The Life and Opinions of Tristram Shandy, Gentleman by
Lawrence Sterne: I begin with writing the first sentence—and trusting to Almighty God
for the second.
Goodbye To Berlin by Christopher Isherwood: I am a camera with
its shutter open, quite passive, recording, not thinking.
If on a winter’s night a traveler (1979; trans. William
Weaver):
You are
about to begin reading Italo Calvino’s new novel, If on a winter’s night a
traveler.
Goldfinger: James Bond, with
two double bourbons inside him, sat in the final departure lounge of Miami
Airport and thought about life and death.
Middlemarch: Miss Brooke had that kind of beauty which seems
to be thrown into relief by poor dress.
The Crying of Lot
49: One
summer afternoon Mrs. Oedipa Maas came home from a Tupperware party whose
hostess had put perhaps too much kirsch in the fondue to find that she, Oedipa,
had been named executor, or she supposed executrix, of the estate of one Pierce
Inverarity, a California real estate mogul who had once lost two million
dollars in his spare time but still had assets numerous and tangled enough to
make the job of sorting it all out more than honorary.
Cat’s Eye: Time is not a line but a dimension, like
the dimensions of space.
Swann’s Way: For a long time, I went to bed
early.
The Brief History Of The Dead: When the blind man
arrived in the city, he claimed that he had traveled the desert of living sand.
The Invisible Man: The stranger came
early in February, one wintry day, through a biting wind and a driving snow,
the last snowfall of the year, over the down, walking as it seemed from
Bramblehurst railway station, and carrying a little black portmanteau in his
thickly gloved hand.
Changing
Places: A Tale Of Two Campuses: High,
high above the North Pole on the first day of 1969, two professors of English
Literature approached each other at a combined velocity of 1200 miles per hour.
The Napoleon Of
Notting Hill: The human race, to
which so many of my readers belong has been playing at children’s games from
the beginning, and will probably do it till the end, which is a nuisance for
the few people who grow up.
A River Runs
Through It: In our family, there was no clear line between religion
and fly-fishing.
To Kill A Mockingbird: When he was nearly thirteen, my brother
Jem got his arm badly broken at the elbow.

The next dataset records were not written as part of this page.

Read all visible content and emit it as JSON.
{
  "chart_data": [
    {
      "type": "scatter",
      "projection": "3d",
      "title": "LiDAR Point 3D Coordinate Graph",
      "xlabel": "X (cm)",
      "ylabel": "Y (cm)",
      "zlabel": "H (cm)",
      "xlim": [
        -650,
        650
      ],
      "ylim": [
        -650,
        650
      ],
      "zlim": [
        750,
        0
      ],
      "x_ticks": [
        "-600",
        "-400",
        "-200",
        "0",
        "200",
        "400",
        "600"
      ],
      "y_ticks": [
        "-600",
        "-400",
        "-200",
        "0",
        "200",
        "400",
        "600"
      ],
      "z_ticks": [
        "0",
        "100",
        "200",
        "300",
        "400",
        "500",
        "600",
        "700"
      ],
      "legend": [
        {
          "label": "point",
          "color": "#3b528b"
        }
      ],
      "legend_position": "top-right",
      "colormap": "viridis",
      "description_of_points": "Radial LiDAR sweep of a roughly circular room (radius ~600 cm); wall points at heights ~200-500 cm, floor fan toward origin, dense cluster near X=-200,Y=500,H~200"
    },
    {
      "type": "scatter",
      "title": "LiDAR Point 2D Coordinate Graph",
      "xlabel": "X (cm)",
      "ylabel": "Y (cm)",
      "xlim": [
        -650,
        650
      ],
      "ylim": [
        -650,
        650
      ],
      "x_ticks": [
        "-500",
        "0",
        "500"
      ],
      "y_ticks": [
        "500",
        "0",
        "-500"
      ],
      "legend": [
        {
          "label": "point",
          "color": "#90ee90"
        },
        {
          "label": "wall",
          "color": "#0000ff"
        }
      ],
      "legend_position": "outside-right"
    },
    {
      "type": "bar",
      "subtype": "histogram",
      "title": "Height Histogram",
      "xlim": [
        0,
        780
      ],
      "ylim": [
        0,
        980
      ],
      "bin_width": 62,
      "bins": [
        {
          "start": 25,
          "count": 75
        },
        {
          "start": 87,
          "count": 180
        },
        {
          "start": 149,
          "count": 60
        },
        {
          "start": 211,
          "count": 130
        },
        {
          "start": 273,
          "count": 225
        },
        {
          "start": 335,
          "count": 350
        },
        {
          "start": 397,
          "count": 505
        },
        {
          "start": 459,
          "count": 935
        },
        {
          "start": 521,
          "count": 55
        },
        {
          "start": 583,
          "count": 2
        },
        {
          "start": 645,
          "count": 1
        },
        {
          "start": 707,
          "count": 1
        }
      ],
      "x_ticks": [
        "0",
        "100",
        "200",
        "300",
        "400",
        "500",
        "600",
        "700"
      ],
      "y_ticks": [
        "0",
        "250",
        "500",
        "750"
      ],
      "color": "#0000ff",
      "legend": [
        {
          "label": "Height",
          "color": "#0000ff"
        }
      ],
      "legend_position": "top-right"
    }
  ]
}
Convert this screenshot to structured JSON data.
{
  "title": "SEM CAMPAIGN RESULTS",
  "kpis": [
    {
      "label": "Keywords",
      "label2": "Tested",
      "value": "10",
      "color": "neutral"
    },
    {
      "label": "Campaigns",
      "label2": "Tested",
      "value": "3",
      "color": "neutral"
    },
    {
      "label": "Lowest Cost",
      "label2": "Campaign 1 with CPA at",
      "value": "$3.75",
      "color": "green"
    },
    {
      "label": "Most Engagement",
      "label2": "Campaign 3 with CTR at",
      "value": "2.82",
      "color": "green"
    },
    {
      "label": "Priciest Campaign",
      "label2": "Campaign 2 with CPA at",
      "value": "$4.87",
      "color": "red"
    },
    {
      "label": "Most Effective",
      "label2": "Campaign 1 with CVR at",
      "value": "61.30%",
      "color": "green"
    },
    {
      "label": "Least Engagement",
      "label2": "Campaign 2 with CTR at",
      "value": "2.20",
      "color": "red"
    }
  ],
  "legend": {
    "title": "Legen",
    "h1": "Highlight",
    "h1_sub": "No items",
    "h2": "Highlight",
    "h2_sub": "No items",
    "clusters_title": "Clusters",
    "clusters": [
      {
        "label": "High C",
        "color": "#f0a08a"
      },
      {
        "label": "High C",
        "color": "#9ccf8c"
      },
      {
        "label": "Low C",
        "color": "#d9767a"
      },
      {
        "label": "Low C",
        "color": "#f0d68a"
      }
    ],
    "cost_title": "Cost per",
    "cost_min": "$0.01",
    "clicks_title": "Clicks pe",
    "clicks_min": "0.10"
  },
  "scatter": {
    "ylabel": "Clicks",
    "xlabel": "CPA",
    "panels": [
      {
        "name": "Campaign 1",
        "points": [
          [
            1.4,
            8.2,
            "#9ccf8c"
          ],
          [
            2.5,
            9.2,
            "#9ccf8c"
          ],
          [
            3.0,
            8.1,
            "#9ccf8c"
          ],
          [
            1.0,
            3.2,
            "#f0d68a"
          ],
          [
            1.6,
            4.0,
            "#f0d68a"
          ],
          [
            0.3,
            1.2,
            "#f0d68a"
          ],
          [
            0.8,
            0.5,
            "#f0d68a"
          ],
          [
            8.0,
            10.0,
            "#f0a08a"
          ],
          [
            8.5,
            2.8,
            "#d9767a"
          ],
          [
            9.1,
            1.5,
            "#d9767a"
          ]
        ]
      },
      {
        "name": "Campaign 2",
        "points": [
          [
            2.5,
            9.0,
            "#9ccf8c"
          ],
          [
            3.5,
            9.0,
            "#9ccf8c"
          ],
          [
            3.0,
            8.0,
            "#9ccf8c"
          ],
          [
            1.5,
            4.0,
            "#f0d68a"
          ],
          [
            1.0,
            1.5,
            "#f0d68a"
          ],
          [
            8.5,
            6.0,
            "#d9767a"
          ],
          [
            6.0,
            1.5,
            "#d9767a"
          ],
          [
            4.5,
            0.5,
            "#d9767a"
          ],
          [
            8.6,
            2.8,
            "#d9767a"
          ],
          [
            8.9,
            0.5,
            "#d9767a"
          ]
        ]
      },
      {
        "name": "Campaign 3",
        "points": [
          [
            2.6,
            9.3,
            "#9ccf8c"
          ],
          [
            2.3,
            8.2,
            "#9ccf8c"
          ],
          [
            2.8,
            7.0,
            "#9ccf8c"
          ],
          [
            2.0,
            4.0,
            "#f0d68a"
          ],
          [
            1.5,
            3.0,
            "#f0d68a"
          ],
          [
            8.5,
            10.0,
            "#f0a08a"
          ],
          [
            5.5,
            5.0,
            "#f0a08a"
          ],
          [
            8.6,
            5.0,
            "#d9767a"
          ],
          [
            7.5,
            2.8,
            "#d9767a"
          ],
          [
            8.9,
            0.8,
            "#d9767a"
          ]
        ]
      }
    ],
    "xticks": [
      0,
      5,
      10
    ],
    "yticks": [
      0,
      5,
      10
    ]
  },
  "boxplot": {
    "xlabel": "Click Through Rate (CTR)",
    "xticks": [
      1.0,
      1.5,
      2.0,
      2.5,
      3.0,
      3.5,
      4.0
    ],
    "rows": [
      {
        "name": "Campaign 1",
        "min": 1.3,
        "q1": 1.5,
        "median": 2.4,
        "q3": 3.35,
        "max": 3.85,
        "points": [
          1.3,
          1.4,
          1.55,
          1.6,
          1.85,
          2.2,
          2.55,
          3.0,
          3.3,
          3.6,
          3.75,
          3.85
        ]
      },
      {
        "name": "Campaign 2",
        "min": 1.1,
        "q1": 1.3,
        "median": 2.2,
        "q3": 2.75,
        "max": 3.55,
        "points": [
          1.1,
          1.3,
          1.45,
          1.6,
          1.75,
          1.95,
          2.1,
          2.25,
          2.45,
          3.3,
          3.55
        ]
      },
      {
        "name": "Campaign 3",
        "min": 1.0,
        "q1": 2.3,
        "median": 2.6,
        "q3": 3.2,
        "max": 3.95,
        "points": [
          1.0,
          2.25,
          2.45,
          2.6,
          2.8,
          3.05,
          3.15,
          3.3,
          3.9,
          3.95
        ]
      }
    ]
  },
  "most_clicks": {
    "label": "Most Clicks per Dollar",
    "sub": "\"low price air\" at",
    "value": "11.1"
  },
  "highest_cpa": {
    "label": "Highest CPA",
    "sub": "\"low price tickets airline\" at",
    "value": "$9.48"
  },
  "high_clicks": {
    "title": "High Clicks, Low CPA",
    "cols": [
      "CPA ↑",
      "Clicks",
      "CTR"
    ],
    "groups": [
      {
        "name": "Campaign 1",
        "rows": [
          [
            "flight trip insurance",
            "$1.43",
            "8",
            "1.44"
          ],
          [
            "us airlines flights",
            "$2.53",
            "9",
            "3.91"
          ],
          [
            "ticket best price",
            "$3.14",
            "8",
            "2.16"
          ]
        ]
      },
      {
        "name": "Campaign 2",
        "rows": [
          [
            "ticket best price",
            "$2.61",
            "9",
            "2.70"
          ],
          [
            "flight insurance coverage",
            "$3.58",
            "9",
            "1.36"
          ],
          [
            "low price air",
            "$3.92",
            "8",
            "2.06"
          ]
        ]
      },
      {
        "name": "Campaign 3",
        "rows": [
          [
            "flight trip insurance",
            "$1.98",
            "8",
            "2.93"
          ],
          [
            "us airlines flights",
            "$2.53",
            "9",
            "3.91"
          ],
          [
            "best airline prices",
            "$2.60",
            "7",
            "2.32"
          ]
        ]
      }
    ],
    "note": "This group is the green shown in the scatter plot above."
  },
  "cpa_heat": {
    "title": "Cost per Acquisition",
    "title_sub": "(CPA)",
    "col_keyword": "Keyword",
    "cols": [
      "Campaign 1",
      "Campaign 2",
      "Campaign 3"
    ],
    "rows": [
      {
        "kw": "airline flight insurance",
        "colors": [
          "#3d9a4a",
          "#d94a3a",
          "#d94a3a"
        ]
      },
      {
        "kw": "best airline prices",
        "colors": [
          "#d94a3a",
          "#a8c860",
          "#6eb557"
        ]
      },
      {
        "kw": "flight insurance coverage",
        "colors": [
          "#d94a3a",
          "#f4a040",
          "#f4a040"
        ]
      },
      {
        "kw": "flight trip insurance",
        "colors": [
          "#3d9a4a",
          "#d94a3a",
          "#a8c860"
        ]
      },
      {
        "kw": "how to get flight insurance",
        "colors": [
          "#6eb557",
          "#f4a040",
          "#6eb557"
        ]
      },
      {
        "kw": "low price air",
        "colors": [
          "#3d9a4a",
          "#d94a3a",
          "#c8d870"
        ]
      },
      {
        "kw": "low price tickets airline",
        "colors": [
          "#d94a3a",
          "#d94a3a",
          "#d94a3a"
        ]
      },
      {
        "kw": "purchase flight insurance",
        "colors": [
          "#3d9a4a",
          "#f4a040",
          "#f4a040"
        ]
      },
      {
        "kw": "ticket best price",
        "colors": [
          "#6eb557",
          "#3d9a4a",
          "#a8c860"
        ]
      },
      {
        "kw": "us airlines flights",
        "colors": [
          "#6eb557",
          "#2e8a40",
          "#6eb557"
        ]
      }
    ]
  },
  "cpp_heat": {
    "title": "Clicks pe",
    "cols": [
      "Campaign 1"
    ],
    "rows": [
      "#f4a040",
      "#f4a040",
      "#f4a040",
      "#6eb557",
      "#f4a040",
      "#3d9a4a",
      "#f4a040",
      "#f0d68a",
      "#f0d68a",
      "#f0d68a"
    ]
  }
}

High-Rise: Later, as he sat
on his balcony eating the dog, Dr Robert Laing reflected on the unusual events
that had taken place within this huge apartment building during the previous
three months.
And Then There
Were None:
In the
corner of a first-class smoking carriage, Mr. Justice Wargrave, lately retired
from the bench, puffed at a cigar and ran an interested eye through the
political news in the Times.
The Hunger Games by Suzanne Collins: When I wake up, the
other side of the bed is cold
A Clockwork Orange: That was me, that is Alex, and my three
droogs, that is Pete, Georgie, and Dim, Dim being really dim, and we sat in the
Korova Milkbar making up our rassoodocks what to do with the evening, a flip
dark chill winter bastard though dry.
Fear and Loathing in Las Vegas: A Savage Journey
to the Heart of the American Dream: We were somewhere around Barstow on the
edge of the desert when the drugs began to take hold.